Portchain affirme désormais avoir signé 90 terminaux à conteneurs dans le monde (20 % de la capacité mondiale des terminaux) et avoir signé un accord de cinq ans avec Hapag-Lloyd, la cinquième plus grande compagnie maritime.
Cependant, Portchain n’est pas le seul acteur dans ce domaine qui est clairement en plein essor.
PortXChange, basée à Rotterdam, est devenue un projet distinct du port de Rotterdam et est devenue une société indépendante en 2019. Ses partenaires stratégiques incluent Shell et Maersk.
Heyport à Hambourg a été financé et incubé par l’opérateur portuaire allemand local HHLA.
Ensuite, il y a Awake.ai, dont le siège est en Finlande.
Awake a jusqu’à présent collecté un total d’environ 12 millions de dollars, selon le PDG Karno Tenovuo. Lui et son équipe faisaient autrefois partie d’une unité Rolls Royce qui s’intéressait au « transport maritime intelligent ».

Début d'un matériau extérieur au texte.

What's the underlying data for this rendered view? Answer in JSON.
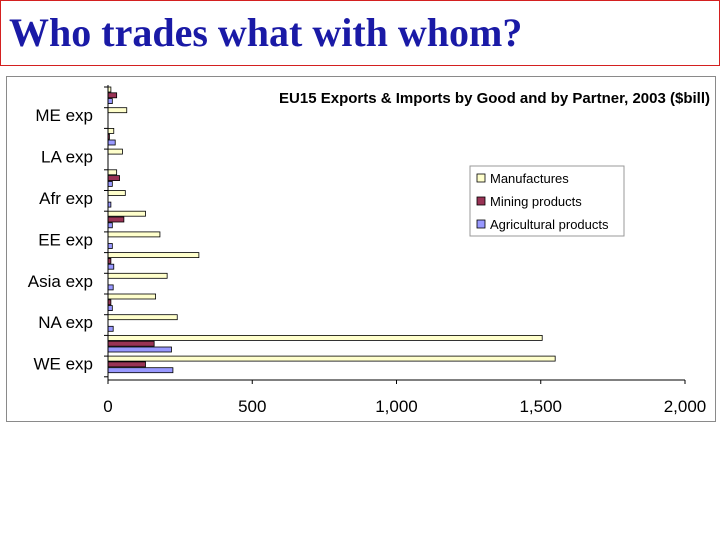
{
  "slide": {
    "title": "Who trades what with whom?",
    "title_color": "#1a1aa6",
    "border_color": "#d42020"
  },
  "chart_data": {
    "type": "bar",
    "orientation": "horizontal",
    "title": "EU15 Exports & Imports by Good and by Partner, 2003 ($bill)",
    "category_labels": [
      "ME exp",
      "LA exp",
      "Afr exp",
      "EE exp",
      "Asia exp",
      "NA exp",
      "WE exp"
    ],
    "rows": [
      {
        "group": "ME",
        "label": "",
        "values": [
          10,
          30,
          15
        ]
      },
      {
        "group": "ME",
        "label": "ME exp",
        "values": [
          65,
          0,
          0
        ]
      },
      {
        "group": "LA",
        "label": "",
        "values": [
          20,
          5,
          25
        ]
      },
      {
        "group": "LA",
        "label": "LA exp",
        "values": [
          50,
          0,
          0
        ]
      },
      {
        "group": "Afr",
        "label": "",
        "values": [
          30,
          40,
          15
        ]
      },
      {
        "group": "Afr",
        "label": "Afr exp",
        "values": [
          60,
          0,
          10
        ]
      },
      {
        "group": "EE",
        "label": "",
        "values": [
          130,
          55,
          15
        ]
      },
      {
        "group": "EE",
        "label": "EE exp",
        "values": [
          180,
          0,
          15
        ]
      },
      {
        "group": "Asia",
        "label": "",
        "values": [
          315,
          10,
          20
        ]
      },
      {
        "group": "Asia",
        "label": "Asia exp",
        "values": [
          205,
          0,
          18
        ]
      },
      {
        "group": "NA",
        "label": "",
        "values": [
          165,
          10,
          15
        ]
      },
      {
        "group": "NA",
        "label": "NA exp",
        "values": [
          240,
          0,
          18
        ]
      },
      {
        "group": "WE",
        "label": "",
        "values": [
          1505,
          160,
          220
        ]
      },
      {
        "group": "WE",
        "label": "WE exp",
        "values": [
          1550,
          130,
          225
        ]
      }
    ],
    "series": [
      {
        "name": "Manufactures",
        "color": "#ffffcc"
      },
      {
        "name": "Mining products",
        "color": "#993355"
      },
      {
        "name": "Agricultural products",
        "color": "#9999ff"
      }
    ],
    "xlim": [
      0,
      2000
    ],
    "xticks": [
      0,
      500,
      1000,
      1500,
      2000
    ],
    "xtick_labels": [
      "0",
      "500",
      "1,000",
      "1,500",
      "2,000"
    ],
    "grid": false,
    "legend_position": "right"
  }
}
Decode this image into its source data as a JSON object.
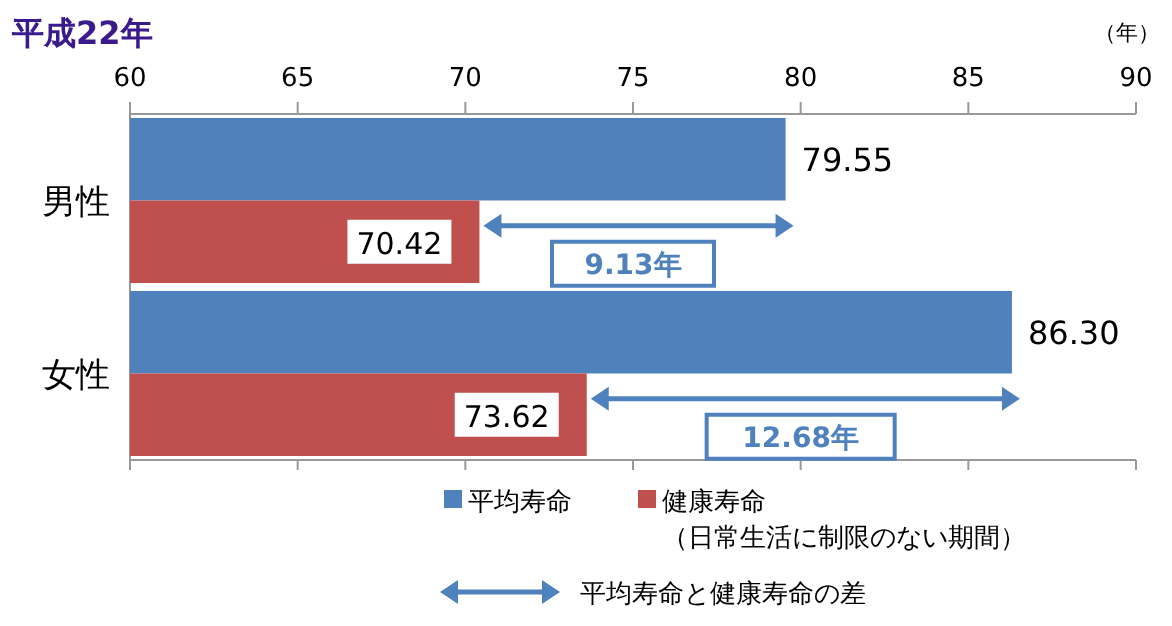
{
  "chart_data": {
    "type": "bar",
    "orientation": "horizontal",
    "title": "平成22年",
    "xlabel": "（年）",
    "categories": [
      "男性",
      "女性"
    ],
    "series": [
      {
        "name": "平均寿命",
        "color": "#4f81bd",
        "values": [
          79.55,
          86.3
        ],
        "value_labels": [
          "79.55",
          "86.30"
        ]
      },
      {
        "name": "健康寿命（日常生活に制限のない期間）",
        "color": "#c0504d",
        "values": [
          70.42,
          73.62
        ],
        "value_labels": [
          "70.42",
          "73.62"
        ]
      }
    ],
    "xlim": [
      60,
      90
    ],
    "xticks": [
      60,
      65,
      70,
      75,
      80,
      85,
      90
    ],
    "grid": false,
    "legend": "bottom",
    "annotations": [
      {
        "text": "9.13年",
        "x": 75,
        "y": "男性"
      },
      {
        "text": "12.68年",
        "x": 80,
        "y": "女性"
      },
      "平均寿命と健康寿命の差"
    ]
  }
}
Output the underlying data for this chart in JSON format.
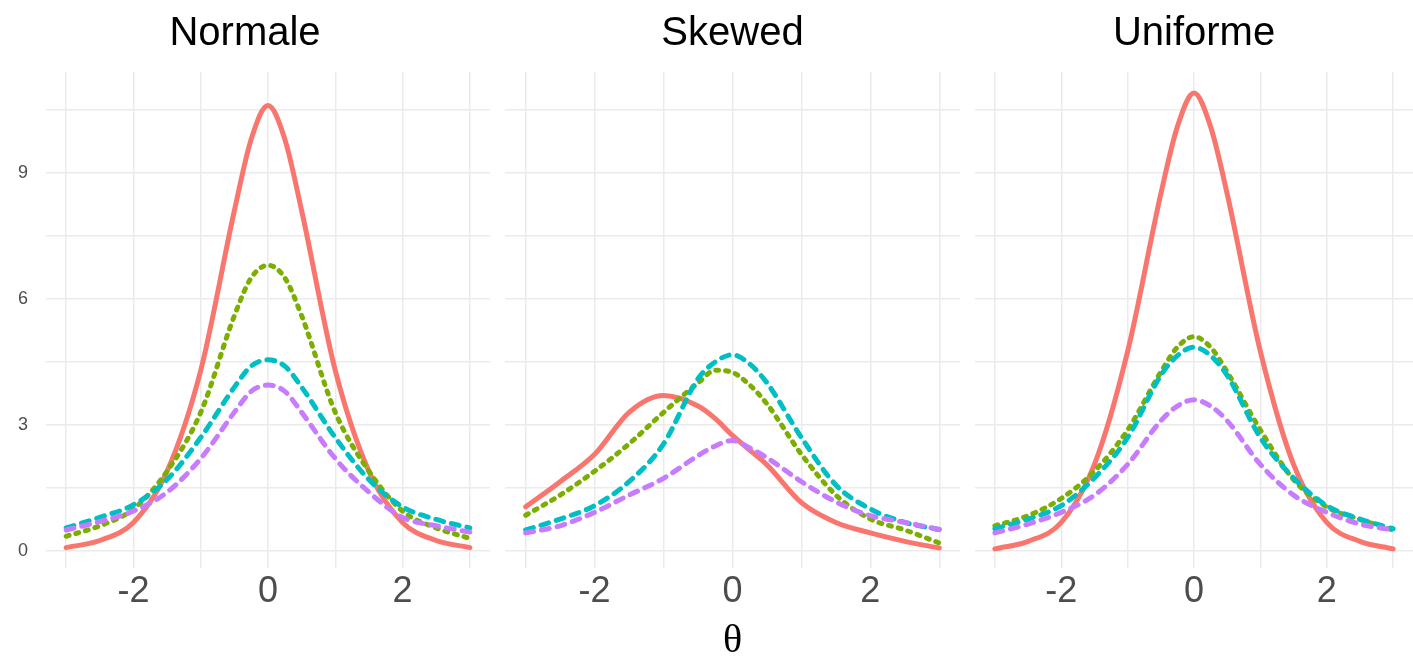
{
  "chart_data": [
    {
      "type": "line",
      "title": "Normale",
      "x": [
        -3,
        -2.5,
        -2,
        -1.5,
        -1,
        -0.5,
        -0.25,
        0,
        0.25,
        0.5,
        1,
        1.5,
        2,
        2.5,
        3
      ],
      "series": [
        {
          "color": "#f8766d",
          "line_style": "solid",
          "values": [
            0.08,
            0.25,
            0.68,
            1.9,
            4.3,
            8.1,
            9.8,
            10.6,
            9.8,
            8.1,
            4.3,
            1.9,
            0.68,
            0.25,
            0.08
          ]
        },
        {
          "color": "#7cae00",
          "line_style": "dotted",
          "values": [
            0.35,
            0.6,
            1.0,
            1.9,
            3.3,
            5.6,
            6.5,
            6.8,
            6.5,
            5.6,
            3.3,
            1.9,
            0.95,
            0.55,
            0.3
          ]
        },
        {
          "color": "#00bfc4",
          "line_style": "dashed",
          "values": [
            0.55,
            0.8,
            1.1,
            1.7,
            2.7,
            3.9,
            4.4,
            4.55,
            4.4,
            3.9,
            2.7,
            1.7,
            1.05,
            0.75,
            0.55
          ]
        },
        {
          "color": "#c77cff",
          "line_style": "dashed",
          "values": [
            0.5,
            0.7,
            0.95,
            1.4,
            2.2,
            3.3,
            3.8,
            3.95,
            3.8,
            3.3,
            2.2,
            1.4,
            0.8,
            0.6,
            0.45
          ]
        }
      ],
      "xlim": [
        -3.3,
        3.3
      ],
      "ylim": [
        -0.4,
        11.4
      ],
      "xticks": [
        {
          "value": -3,
          "label": null
        },
        -2,
        {
          "value": -1,
          "label": null
        },
        0,
        {
          "value": 1,
          "label": null
        },
        2,
        {
          "value": 3,
          "label": null
        }
      ],
      "yticks": [
        0,
        {
          "value": 1.5,
          "label": null
        },
        3,
        {
          "value": 4.5,
          "label": null
        },
        6,
        {
          "value": 7.5,
          "label": null
        },
        9,
        {
          "value": 10.5,
          "label": null
        }
      ],
      "grid": true,
      "legend": false
    },
    {
      "type": "line",
      "title": "Skewed",
      "xlabel": "θ",
      "x": [
        -3,
        -2.5,
        -2,
        -1.5,
        -1,
        -0.5,
        -0.25,
        0,
        0.25,
        0.5,
        1,
        1.5,
        2,
        2.5,
        3
      ],
      "series": [
        {
          "color": "#f8766d",
          "line_style": "solid",
          "values": [
            1.05,
            1.65,
            2.3,
            3.3,
            3.7,
            3.45,
            3.15,
            2.75,
            2.4,
            2.05,
            1.15,
            0.68,
            0.43,
            0.23,
            0.07
          ]
        },
        {
          "color": "#7cae00",
          "line_style": "dotted",
          "values": [
            0.85,
            1.33,
            1.9,
            2.55,
            3.3,
            4.0,
            4.3,
            4.25,
            3.95,
            3.5,
            2.3,
            1.33,
            0.76,
            0.5,
            0.19
          ]
        },
        {
          "color": "#00bfc4",
          "line_style": "dashed",
          "values": [
            0.5,
            0.76,
            1.08,
            1.65,
            2.55,
            4.1,
            4.5,
            4.67,
            4.45,
            4.0,
            2.7,
            1.57,
            1.0,
            0.68,
            0.51
          ]
        },
        {
          "color": "#c77cff",
          "line_style": "dashed",
          "values": [
            0.43,
            0.6,
            0.92,
            1.33,
            1.73,
            2.27,
            2.5,
            2.63,
            2.45,
            2.22,
            1.65,
            1.17,
            0.84,
            0.68,
            0.51
          ]
        }
      ],
      "xlim": [
        -3.3,
        3.3
      ],
      "ylim": [
        -0.4,
        11.4
      ],
      "xticks": [
        {
          "value": -3,
          "label": null
        },
        -2,
        {
          "value": -1,
          "label": null
        },
        0,
        {
          "value": 1,
          "label": null
        },
        2,
        {
          "value": 3,
          "label": null
        }
      ],
      "yticks": [
        0,
        {
          "value": 1.5,
          "label": null
        },
        3,
        {
          "value": 4.5,
          "label": null
        },
        6,
        {
          "value": 7.5,
          "label": null
        },
        9,
        {
          "value": 10.5,
          "label": null
        }
      ],
      "grid": true,
      "legend": false,
      "tick_labels": "x"
    },
    {
      "type": "line",
      "title": "Uniforme",
      "x": [
        -3,
        -2.5,
        -2,
        -1.5,
        -1,
        -0.5,
        -0.25,
        0,
        0.25,
        0.5,
        1,
        1.5,
        2,
        2.5,
        3
      ],
      "series": [
        {
          "color": "#f8766d",
          "line_style": "solid",
          "values": [
            0.05,
            0.23,
            0.68,
            2.06,
            4.75,
            8.5,
            10.1,
            10.9,
            10.1,
            8.5,
            4.75,
            2.06,
            0.68,
            0.23,
            0.05
          ]
        },
        {
          "color": "#7cae00",
          "line_style": "dotted",
          "values": [
            0.6,
            0.84,
            1.25,
            1.9,
            2.88,
            4.26,
            4.85,
            5.1,
            4.85,
            4.26,
            2.88,
            1.7,
            1.05,
            0.75,
            0.5
          ]
        },
        {
          "color": "#00bfc4",
          "line_style": "dashed",
          "values": [
            0.53,
            0.76,
            1.08,
            1.74,
            2.7,
            4.18,
            4.65,
            4.85,
            4.65,
            4.18,
            2.7,
            1.74,
            1.08,
            0.76,
            0.53
          ]
        },
        {
          "color": "#c77cff",
          "line_style": "dashed",
          "values": [
            0.43,
            0.64,
            0.92,
            1.33,
            2.06,
            3.1,
            3.45,
            3.6,
            3.45,
            3.1,
            2.06,
            1.33,
            0.92,
            0.64,
            0.5
          ]
        }
      ],
      "xlim": [
        -3.3,
        3.3
      ],
      "ylim": [
        -0.4,
        11.4
      ],
      "xticks": [
        {
          "value": -3,
          "label": null
        },
        -2,
        {
          "value": -1,
          "label": null
        },
        0,
        {
          "value": 1,
          "label": null
        },
        2,
        {
          "value": 3,
          "label": null
        }
      ],
      "yticks": [
        0,
        {
          "value": 1.5,
          "label": null
        },
        3,
        {
          "value": 4.5,
          "label": null
        },
        6,
        {
          "value": 7.5,
          "label": null
        },
        9,
        {
          "value": 10.5,
          "label": null
        }
      ],
      "grid": true,
      "legend": false,
      "tick_labels": "x"
    }
  ]
}
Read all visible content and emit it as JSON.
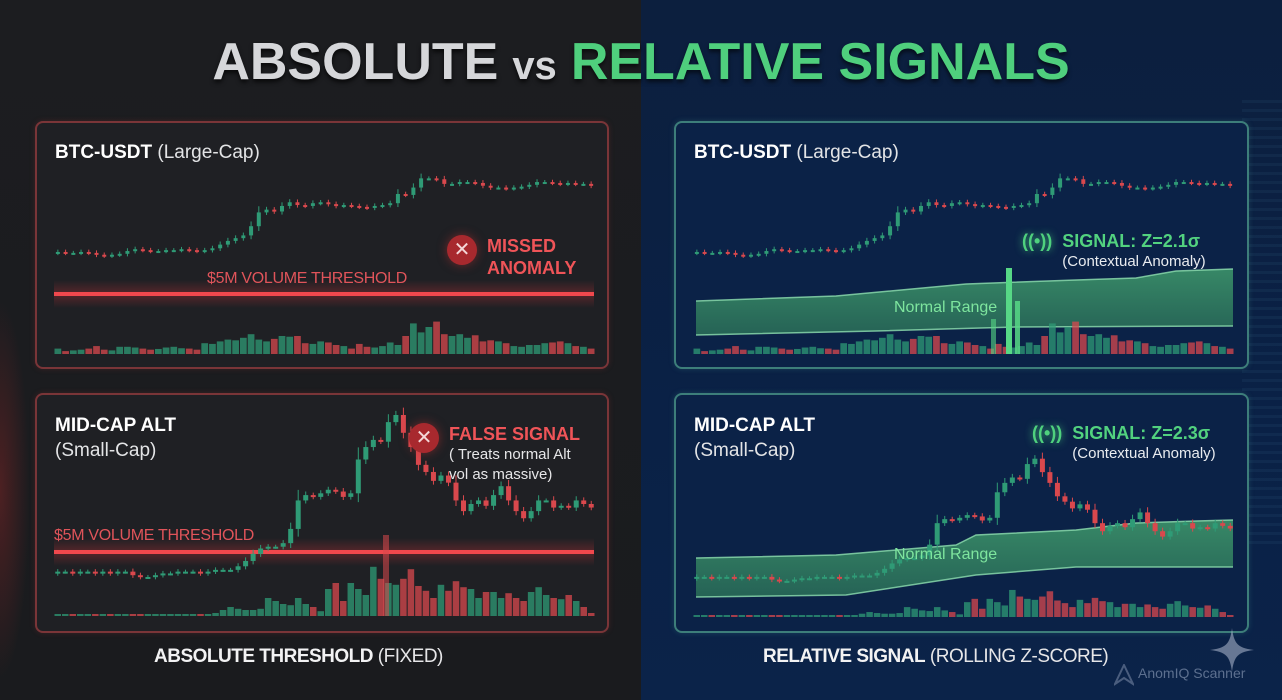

Avec le financement du gouvernement finlandais, le soutien d’Angel et de l’UE (mais pas de capital-risque à ce jour), Tenovuo a déclaré : « L’année dernière, nous avons lancé ce que nous appelons « l’Amazonie des ports ». Il s’agit d’une fonctionnalité du marché. Les transporteurs et les ports utilisent les e-mails et les appels téléphoniques. Nous avons donc obtenu un financement de l’UE pour développer ce produit, qui automatise l’achat et la vente de services portuaires, ainsi que le reporting et la facturation.
« Nous mettons automatiquement en relation les acheteurs et les vendeurs. Nous prévoyons où ces produits ou services sont nécessaires, puis nous pouvons recommander toutes les heures d’arrivée et de départ optimales et indiquer aux compagnies maritimes quel est leur impact sur les émissions de coûts de carburant », a-t-il ajouté.
Cependant, il a déclaré qu’il n’y avait « pas beaucoup de chevauchement » entre Awake et Portchain.
Entre-temps, l’Organisation maritime internationale a réglementé la nécessité d’un « guichet unique national » lorsque les navires entrent dans une zone contrôlée par un pays. Cela signifie que de plus en plus de technologies devront être utilisées pour aider à la fois les transporteurs et les ports.
Comme le dit Tenovuo, ce « guichet unique » signifiera qu’il y aura un énorme besoin de « relier tous les services ».
Donc, pour l’instant, il est probable que ce type de services continuera à être lancé et continuera à intéresser les investisseurs.